The evil of banality

Globe and Mail Update

When the Nobel Prize for Literature was awarded to Herta Müller last year, some criticized the choice on the grounds that there was something political about it. They were right, I think. But they were right for different reasons: Müller's work is political not in any superficial way, but in the more profound sense of literature as bearing witness. Hers is a work where the aesthetic and the political fuse in such a way that one is incomprehensible without the other. Sometimes “telling the truth” can be a distinctly political gesture, and in Müller's work both “telling” and “truth” are so important that, in a way, storytelling is for her truth-telling. Hence its tremendous importance for charting the disastrous history of 20th-century Europe.

The Appointment, by Herta Müller, translated by Michael Hulse and Philip Boehm, Metropolitan, 214 pages, $30

The Appointment, by Herta Müller, translated by Michael Hulse and Philip Boehm, Metropolitan, 214 pages, $30

Thanks to the works of Solzhenitsyn and others, the Western reader has become familiar with Stalin's Soviet Union at its cruellest. At the other end of the totalitarian spectrum, because of a Havel, Kundera, Milosz or Kertesz, there is a certain understanding of what happened in Czechoslovakia, Poland or Hungary, where the existence (and persistence) of a strong dissident culture prevented the respective communist regimes from becoming excessively oppressive. In contrast, comparatively few literary works are available in the West to represent that curious mix of bleakness, absurdity, cruelty and senselessness that was Ceausescu's Romania.

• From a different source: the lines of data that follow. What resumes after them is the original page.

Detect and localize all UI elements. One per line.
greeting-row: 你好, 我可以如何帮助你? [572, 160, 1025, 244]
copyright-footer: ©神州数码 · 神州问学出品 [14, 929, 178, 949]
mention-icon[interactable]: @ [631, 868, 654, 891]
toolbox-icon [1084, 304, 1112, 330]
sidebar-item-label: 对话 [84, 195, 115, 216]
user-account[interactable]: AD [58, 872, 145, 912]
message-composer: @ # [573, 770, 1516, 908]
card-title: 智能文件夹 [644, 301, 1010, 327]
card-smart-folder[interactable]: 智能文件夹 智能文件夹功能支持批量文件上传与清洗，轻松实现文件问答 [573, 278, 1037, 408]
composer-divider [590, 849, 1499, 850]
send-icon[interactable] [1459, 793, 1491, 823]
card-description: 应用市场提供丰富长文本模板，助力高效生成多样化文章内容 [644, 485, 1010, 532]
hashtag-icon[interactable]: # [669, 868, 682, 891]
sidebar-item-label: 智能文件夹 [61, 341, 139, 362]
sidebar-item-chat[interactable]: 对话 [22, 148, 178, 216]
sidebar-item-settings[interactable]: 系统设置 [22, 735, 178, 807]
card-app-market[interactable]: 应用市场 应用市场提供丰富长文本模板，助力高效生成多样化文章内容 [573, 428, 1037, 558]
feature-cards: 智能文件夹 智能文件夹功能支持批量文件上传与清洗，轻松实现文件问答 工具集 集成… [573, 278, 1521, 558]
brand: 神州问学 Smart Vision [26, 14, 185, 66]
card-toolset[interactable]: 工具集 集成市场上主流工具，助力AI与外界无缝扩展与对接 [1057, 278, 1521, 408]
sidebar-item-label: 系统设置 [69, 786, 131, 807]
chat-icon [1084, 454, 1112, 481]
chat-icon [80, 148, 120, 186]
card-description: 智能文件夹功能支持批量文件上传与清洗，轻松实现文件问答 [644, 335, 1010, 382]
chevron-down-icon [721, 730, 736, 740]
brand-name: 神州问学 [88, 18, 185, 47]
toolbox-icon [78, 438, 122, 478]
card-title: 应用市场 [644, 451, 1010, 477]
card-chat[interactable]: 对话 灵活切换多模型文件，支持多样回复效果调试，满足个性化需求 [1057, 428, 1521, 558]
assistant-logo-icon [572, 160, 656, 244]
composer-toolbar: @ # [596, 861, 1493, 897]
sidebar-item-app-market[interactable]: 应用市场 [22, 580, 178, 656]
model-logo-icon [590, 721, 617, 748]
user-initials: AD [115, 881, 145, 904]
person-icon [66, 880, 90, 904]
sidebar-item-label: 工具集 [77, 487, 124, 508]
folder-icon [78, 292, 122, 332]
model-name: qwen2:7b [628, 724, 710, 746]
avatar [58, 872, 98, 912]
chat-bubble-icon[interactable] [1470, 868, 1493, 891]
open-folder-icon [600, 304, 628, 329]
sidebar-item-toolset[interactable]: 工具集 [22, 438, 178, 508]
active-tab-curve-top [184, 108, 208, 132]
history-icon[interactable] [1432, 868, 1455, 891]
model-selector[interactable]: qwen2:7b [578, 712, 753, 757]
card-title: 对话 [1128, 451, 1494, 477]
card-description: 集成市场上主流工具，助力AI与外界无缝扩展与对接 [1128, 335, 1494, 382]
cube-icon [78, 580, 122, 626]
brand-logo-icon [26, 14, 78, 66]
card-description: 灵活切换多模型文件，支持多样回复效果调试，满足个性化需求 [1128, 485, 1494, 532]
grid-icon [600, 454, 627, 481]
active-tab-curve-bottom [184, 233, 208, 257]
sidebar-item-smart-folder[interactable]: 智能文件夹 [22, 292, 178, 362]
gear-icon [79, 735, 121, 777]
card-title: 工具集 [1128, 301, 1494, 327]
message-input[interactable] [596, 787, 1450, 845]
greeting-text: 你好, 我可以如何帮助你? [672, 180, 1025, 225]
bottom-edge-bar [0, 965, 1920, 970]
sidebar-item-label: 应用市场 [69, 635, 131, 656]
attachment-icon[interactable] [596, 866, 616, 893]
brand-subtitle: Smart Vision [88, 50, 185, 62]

There is a Romantic misconception that terror has always to be impressive, fierce and appropriately Luciferian – in other words, that terror is nothing if it is not spectacular. However, that's rarely the case in real life. As Czeslaw Milosz excellently put it in The Native Realm, “Terror is not … monumental; it is abject, it has a furtive glance, it destroys the fabric of human society and changes the relationships of millions of individuals into channels for blackmail.” Terror can be mediocre, even idiotic, yet omnipresent. Terror can be terribly banal, utterly un-Romantic, but never-ending. Terror is when the secret police persuade your best friend to inform on you; when objects start moving around your room in your absence; when the secret police interrogator tells you, right before you leave his office after a day-long interrogation, that “accidents do happen,” or when your friends start committing (poorly) staged suicides.

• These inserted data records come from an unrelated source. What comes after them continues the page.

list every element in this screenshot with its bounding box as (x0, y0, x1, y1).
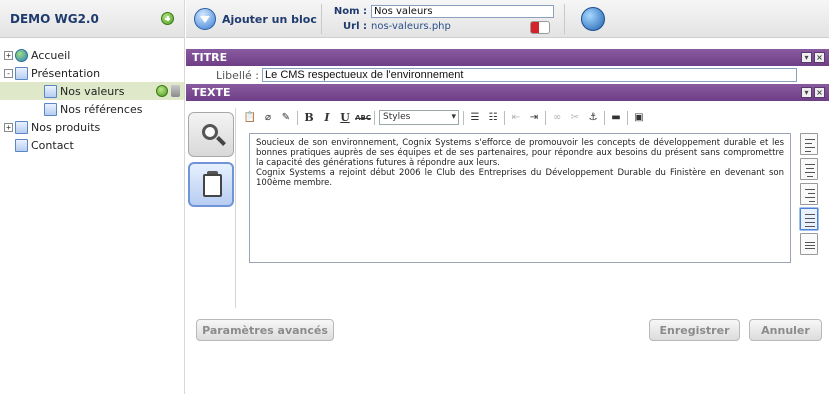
align-justify-icon[interactable] (800, 208, 818, 230)
italic-icon[interactable]: I (320, 111, 334, 125)
page-icon (15, 138, 28, 152)
cancel-button[interactable]: Annuler (749, 319, 822, 341)
link-icon[interactable]: ∞ (550, 111, 564, 125)
add-block-icon[interactable] (194, 8, 216, 30)
preview-button[interactable] (188, 112, 234, 157)
titre-header: TITRE ▾ × (186, 49, 829, 66)
nom-label: Nom : (333, 6, 367, 17)
outdent-icon[interactable]: ⇤ (509, 111, 523, 125)
home-page-icon (15, 48, 28, 62)
collapse-toggle-icon[interactable]: - (4, 68, 13, 78)
bold-icon[interactable]: B (302, 111, 316, 125)
editor-content[interactable]: Soucieux de son environnement, Cognix Sy… (249, 133, 791, 263)
minimize-icon[interactable]: ▾ (801, 87, 812, 98)
tree-item-nos-valeurs[interactable]: Nos valeurs (0, 82, 184, 100)
tree-item-label: Présentation (31, 66, 101, 80)
form-actions: Paramètres avancés Enregistrer Annuler (186, 316, 829, 346)
page-icon (15, 66, 28, 80)
page-meta: Nom : Url : nos-valeurs.php (331, 4, 554, 34)
close-icon[interactable]: × (814, 87, 825, 98)
brush-icon[interactable]: ✎ (279, 111, 293, 125)
indent-icon[interactable]: ⇥ (527, 111, 541, 125)
tree-item-contact[interactable]: Contact (0, 136, 184, 154)
block-mode-tools (186, 108, 236, 308)
unlink-icon[interactable]: ✂ (568, 111, 582, 125)
libelle-input[interactable] (262, 68, 798, 82)
url-value: nos-valeurs.php (371, 21, 451, 32)
add-block-button[interactable]: Ajouter un bloc (194, 8, 317, 30)
tree-item-label: Accueil (31, 48, 71, 62)
rich-text-editor: 📋 ⌀ ✎ B I U ABC Styles ☰ ☷ ⇤ ⇥ ∞ ✂ ⚓ (241, 108, 826, 308)
page-icon (44, 102, 57, 116)
underline-icon[interactable]: U (338, 111, 352, 125)
advanced-settings-button[interactable]: Paramètres avancés (196, 319, 334, 341)
site-header: DEMO WG2.0 (0, 0, 184, 38)
tree-item-label: Nos références (60, 102, 143, 116)
top-toolbar: Ajouter un bloc Nom : Url : nos-valeurs.… (186, 0, 829, 38)
expand-toggle-icon[interactable]: + (4, 122, 13, 132)
align-right-icon[interactable] (800, 183, 818, 205)
row-actions (156, 85, 180, 97)
tree-item-label: Contact (31, 138, 74, 152)
edit-button[interactable] (188, 162, 234, 207)
eraser-icon[interactable]: ⌀ (261, 111, 275, 125)
editor-toolbar: 📋 ⌀ ✎ B I U ABC Styles ☰ ☷ ⇤ ⇥ ∞ ✂ ⚓ (241, 108, 826, 127)
tree-item-presentation[interactable]: - Présentation (0, 64, 184, 82)
tree-item-nos-references[interactable]: Nos références (0, 100, 184, 118)
main-panel: TITRE ▾ × Libellé : TEXTE ▾ × (186, 38, 829, 394)
libelle-label: Libellé : (216, 68, 260, 82)
paragraph: Soucieux de son environnement, Cognix Sy… (256, 138, 784, 168)
libelle-row: Libellé : (186, 66, 829, 84)
minimize-icon[interactable]: ▾ (801, 52, 812, 63)
align-left-icon[interactable] (800, 133, 818, 155)
url-label: Url : (343, 21, 367, 32)
align-center-icon[interactable] (800, 158, 818, 180)
paste-icon[interactable]: 📋 (243, 111, 257, 125)
add-subpage-icon[interactable] (156, 85, 168, 97)
expand-toggle-icon[interactable]: + (4, 50, 13, 60)
trash-icon[interactable] (171, 85, 180, 97)
tree-item-label: Nos valeurs (60, 84, 125, 98)
anchor-icon[interactable]: ⚓ (586, 111, 600, 125)
titre-header-label: TITRE (192, 51, 228, 64)
sidebar: DEMO WG2.0 + Accueil - Présentation Nos … (0, 0, 185, 394)
strikethrough-icon[interactable]: ABC (355, 111, 371, 125)
page-icon (15, 120, 28, 134)
toolbar-divider (564, 4, 565, 34)
tree-item-accueil[interactable]: + Accueil (0, 46, 184, 64)
tree-item-label: Nos produits (31, 120, 101, 134)
site-title: DEMO WG2.0 (10, 11, 99, 26)
page-icon (44, 84, 57, 98)
paragraph: Cognix Systems a rejoint début 2006 le C… (256, 168, 784, 188)
page-tree: + Accueil - Présentation Nos valeurs Nos… (0, 38, 184, 154)
tree-item-nos-produits[interactable]: + Nos produits (0, 118, 184, 136)
toolbar-divider (321, 4, 322, 34)
save-button[interactable]: Enregistrer (649, 319, 740, 341)
bullet-list-icon[interactable]: ☰ (468, 111, 482, 125)
alignment-tools (798, 133, 822, 258)
source-code-icon[interactable]: ▣ (632, 111, 646, 125)
horizontal-rule-icon[interactable]: ▬ (609, 111, 623, 125)
clipboard-edit-icon (203, 174, 222, 197)
add-page-icon[interactable] (161, 12, 174, 25)
texte-block: 📋 ⌀ ✎ B I U ABC Styles ☰ ☷ ⇤ ⇥ ∞ ✂ ⚓ (186, 108, 829, 308)
globe-icon[interactable] (581, 7, 605, 31)
language-flag-icon[interactable] (530, 21, 550, 34)
numbered-list-icon[interactable]: ☷ (486, 111, 500, 125)
align-block-icon[interactable] (800, 233, 818, 255)
texte-header: TEXTE ▾ × (186, 84, 829, 101)
styles-select[interactable]: Styles (379, 110, 459, 125)
close-icon[interactable]: × (814, 52, 825, 63)
texte-header-label: TEXTE (192, 86, 231, 99)
add-block-label: Ajouter un bloc (222, 12, 317, 26)
nom-input[interactable] (371, 5, 554, 18)
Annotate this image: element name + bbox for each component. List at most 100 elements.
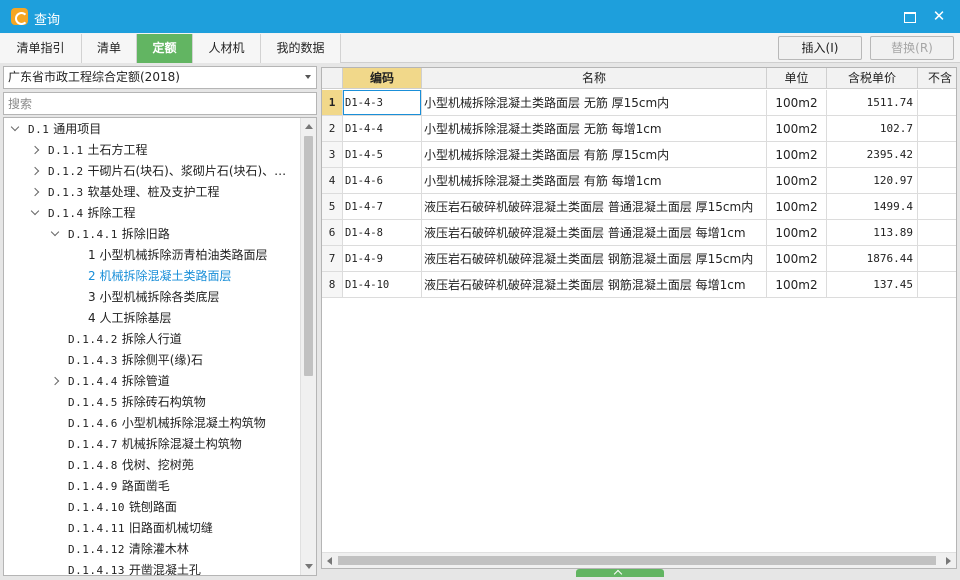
cell-unit[interactable]: 100m2: [767, 272, 827, 298]
cell-price-excl-tax[interactable]: [918, 272, 956, 298]
tree-leaf[interactable]: 3 小型机械拆除各类底层: [4, 287, 300, 308]
tree-node[interactable]: D.1.4.12 清除灌木林: [4, 539, 300, 560]
tree-node[interactable]: D.1.4.3 拆除侧平(缘)石: [4, 350, 300, 371]
row-number[interactable]: 8: [322, 272, 343, 298]
cell-name[interactable]: 小型机械拆除混凝土类路面层 无筋 厚15cm内: [422, 90, 767, 116]
cell-name[interactable]: 小型机械拆除混凝土类路面层 有筋 厚15cm内: [422, 142, 767, 168]
insert-button[interactable]: 插入(I): [778, 36, 862, 60]
row-number[interactable]: 3: [322, 142, 343, 168]
cell-price[interactable]: 102.7: [827, 116, 918, 142]
tree-vertical-scrollbar[interactable]: [300, 118, 316, 575]
row-number[interactable]: 1: [322, 90, 343, 116]
tree-node[interactable]: D.1.4.4 拆除管道: [4, 371, 300, 392]
chevron-down-icon[interactable]: [30, 206, 40, 216]
cell-price-excl-tax[interactable]: [918, 116, 956, 142]
scroll-thumb[interactable]: [304, 136, 313, 376]
tab-labor-material-machine[interactable]: 人材机: [193, 34, 261, 63]
cell-code[interactable]: D1-4-6: [343, 168, 422, 194]
column-header-code[interactable]: 编码: [343, 68, 422, 89]
cell-unit[interactable]: 100m2: [767, 194, 827, 220]
row-number[interactable]: 7: [322, 246, 343, 272]
cell-code[interactable]: D1-4-5: [343, 142, 422, 168]
tree-node[interactable]: D.1.4.1 拆除旧路: [4, 224, 300, 245]
tree-node[interactable]: D.1.3 软基处理、桩及支护工程: [4, 182, 300, 203]
scroll-right-icon[interactable]: [946, 557, 951, 565]
cell-code[interactable]: D1-4-7: [343, 194, 422, 220]
cell-price-excl-tax[interactable]: [918, 194, 956, 220]
cell-code[interactable]: D1-4-9: [343, 246, 422, 272]
tab-list[interactable]: 清单: [82, 34, 137, 63]
cell-code[interactable]: D1-4-8: [343, 220, 422, 246]
replace-button[interactable]: 替换(R): [870, 36, 954, 60]
tree-node[interactable]: D.1.4.8 伐树、挖树蔸: [4, 455, 300, 476]
tree-node[interactable]: D.1.4.5 拆除砖石构筑物: [4, 392, 300, 413]
tree-node[interactable]: D.1.4.6 小型机械拆除混凝土构筑物: [4, 413, 300, 434]
chevron-right-icon[interactable]: [30, 166, 40, 176]
cell-price[interactable]: 1876.44: [827, 246, 918, 272]
cell-unit[interactable]: 100m2: [767, 168, 827, 194]
cell-unit[interactable]: 100m2: [767, 90, 827, 116]
panel-collapse-toggle[interactable]: [576, 569, 664, 577]
cell-unit[interactable]: 100m2: [767, 220, 827, 246]
row-number[interactable]: 2: [322, 116, 343, 142]
cell-price-excl-tax[interactable]: [918, 142, 956, 168]
tree-node[interactable]: D.1 通用项目: [4, 119, 300, 140]
cell-price-excl-tax[interactable]: [918, 246, 956, 272]
chevron-down-icon[interactable]: [50, 227, 60, 237]
cell-price[interactable]: 120.97: [827, 168, 918, 194]
cell-unit[interactable]: 100m2: [767, 116, 827, 142]
column-header-tax-price[interactable]: 含税单价: [827, 68, 918, 89]
cell-price[interactable]: 137.45: [827, 272, 918, 298]
chevron-right-icon[interactable]: [30, 187, 40, 197]
tree-node[interactable]: D.1.4.9 路面凿毛: [4, 476, 300, 497]
tab-quota[interactable]: 定额: [137, 34, 193, 63]
cell-name[interactable]: 液压岩石破碎机破碎混凝土类面层 普通混凝土面层 每增1cm: [422, 220, 767, 246]
tab-my-data[interactable]: 我的数据: [261, 34, 341, 63]
tree-node[interactable]: D.1.2 干砌片石(块石)、浆砌片石(块石)、…: [4, 161, 300, 182]
cell-name[interactable]: 小型机械拆除混凝土类路面层 无筋 每增1cm: [422, 116, 767, 142]
close-icon[interactable]: ✕: [928, 6, 950, 26]
row-number[interactable]: 6: [322, 220, 343, 246]
chevron-right-icon[interactable]: [50, 376, 60, 386]
tree-node[interactable]: D.1.4.2 拆除人行道: [4, 329, 300, 350]
row-number[interactable]: 5: [322, 194, 343, 220]
cell-price-excl-tax[interactable]: [918, 90, 956, 116]
scroll-thumb[interactable]: [338, 556, 936, 565]
cell-name[interactable]: 液压岩石破碎机破碎混凝土类面层 普通混凝土面层 厚15cm内: [422, 194, 767, 220]
row-number[interactable]: 4: [322, 168, 343, 194]
cell-price-excl-tax[interactable]: [918, 168, 956, 194]
tree-node[interactable]: D.1.1 土石方工程: [4, 140, 300, 161]
cell-price[interactable]: 1511.74: [827, 90, 918, 116]
grid-horizontal-scrollbar[interactable]: [322, 552, 956, 568]
cell-unit[interactable]: 100m2: [767, 142, 827, 168]
tree-leaf-selected[interactable]: 2 机械拆除混凝土类路面层: [4, 266, 300, 287]
column-header-unit[interactable]: 单位: [767, 68, 827, 89]
tree-node[interactable]: D.1.4.10 铣刨路面: [4, 497, 300, 518]
cell-price[interactable]: 113.89: [827, 220, 918, 246]
tree-node[interactable]: D.1.4.11 旧路面机械切缝: [4, 518, 300, 539]
cell-code[interactable]: D1-4-10: [343, 272, 422, 298]
tree-node[interactable]: D.1.4 拆除工程: [4, 203, 300, 224]
search-input[interactable]: [3, 92, 317, 115]
maximize-icon[interactable]: [898, 6, 920, 26]
cell-code[interactable]: D1-4-4: [343, 116, 422, 142]
scroll-up-icon[interactable]: [305, 124, 313, 129]
tree-leaf[interactable]: 4 人工拆除基层: [4, 308, 300, 329]
tab-list-guide[interactable]: 清单指引: [0, 34, 82, 63]
chevron-right-icon[interactable]: [30, 145, 40, 155]
column-header-price-excl-tax[interactable]: 不含: [918, 68, 956, 89]
cell-name[interactable]: 小型机械拆除混凝土类路面层 有筋 每增1cm: [422, 168, 767, 194]
tree-node[interactable]: D.1.4.13 开凿混凝土孔: [4, 560, 300, 575]
scroll-down-icon[interactable]: [305, 564, 313, 569]
cell-unit[interactable]: 100m2: [767, 246, 827, 272]
cell-price[interactable]: 1499.4: [827, 194, 918, 220]
scroll-left-icon[interactable]: [327, 557, 332, 565]
chevron-down-icon[interactable]: [10, 122, 20, 132]
cell-price-excl-tax[interactable]: [918, 220, 956, 246]
cell-code[interactable]: D1-4-3: [343, 90, 422, 116]
column-header-name[interactable]: 名称: [422, 68, 767, 89]
cell-name[interactable]: 液压岩石破碎机破碎混凝土类面层 钢筋混凝土面层 厚15cm内: [422, 246, 767, 272]
tree-node[interactable]: D.1.4.7 机械拆除混凝土构筑物: [4, 434, 300, 455]
cell-name[interactable]: 液压岩石破碎机破碎混凝土类面层 钢筋混凝土面层 每增1cm: [422, 272, 767, 298]
tree-leaf[interactable]: 1 小型机械拆除沥青柏油类路面层: [4, 245, 300, 266]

Müller's work ... maps out, with surgical precision, this mediocre yet sinister face of European totalitarianism

That's why Herta Müller's work is so important: It maps out, with surgical precision, this mediocre yet sinister face of European totalitarianism, which is something that has been largely unaccounted for. Her novels document the oppressive fears and anxieties of a world turned upside-down, a world where the secret police do not necessarily kill you, but mess up your life enough to make you lose your mind.

Take The Appointment, a novel about a tram ride, a 214-page tram ride. The narrative slowly and laboriously finds its way through a complex web of flashbacks, recollections and side stories, as if to mirror the tram's tortuous itinerary through the city. While it is easy enough to determine how the trip starts, its ending is quite indeterminate as, over the last few pages, the narrative seems to melt down into a stream of hallucinations and disjointed thoughts. The main character/narrator had been headed for an appointment with her Securitate interrogator, but by the end of the story we are not at all sure that she is going to see him – see him while still in her right mind, that is. For the novel may well be read as a journey into madness. The more so as its very last sentence is an oblique reference to insanity: “The trick is not to go mad.”